In another recall of products in the industry relating to nitrosamine impurities, Pfizer is voluntarily recalling 12 lots of its smoking-cessation product, Chantix (varenicline). This marks the latest product in the industry recalled/investigated over the past three years due to possible nitrosamine impurities.

Pfizer is voluntarily recalling two lots of Chantix 0.5-mg tablets, two lots of Chantix 1-mg tablets, and eight lots of a Chantix kit of 0.5-mg/1-mg tablets to the patient (consumer/user) level due to the presence of a nitrosamine, N-nitroso-varenicline, above the Pfizer established acceptable daily intake level.
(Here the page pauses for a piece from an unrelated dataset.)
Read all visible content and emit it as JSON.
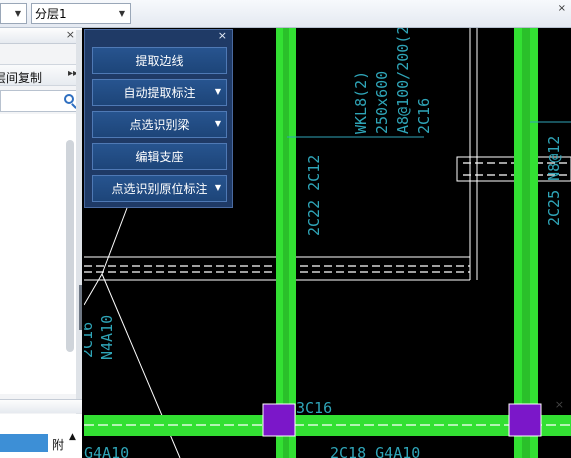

Pfizer has not received any reports of adverse events that have been related to this recall (as reported on July 16, 2021). The product lots were distributed nationwide to wholesalers and distributors in the US and Puerto Rico from June 2019 to June 2021.

Long-term ingestion of N-nitroso-varenicline may be associated with a theoretical potential increased cancer risk in humans, but there is no immediate risk to patients taking this medication, according to information from the US Food and Drug Administration.

The recall follows ongoing investigations by the US Food and Drug Administration (FDA) and the European Medicines Agency (EMA) into nitrosamine impurities in certain active pharmaceutical ingredients (APIs) and subsequent product recalls. In 2018, the FDA and the EMA initiated investigations of nitrosamine impurities in certain “sartan”-containing APIs, used in anti-hypertensive and cardiovascular drugs, such as valsartan candesartan, irbesartan, losartan, and olmesartan. They later broadened those investigations into prescription and over-the-counter forms of ranitidine, a H2 (histamine-2) blocker used to decrease the amount of acid created by the stomach, and later metformin extended-release products.

The nitrosamine impurities in those investigations/recalls were principally for elevated levels of N-nitrosodimethylamine (NDMA), a potential carcinogen. As part of their investigations, the regulatory agencies issued guidelines for testing of products to detect nitrosamine impurities, acceptable daily intake levels, and risk evaluation and risk assessment.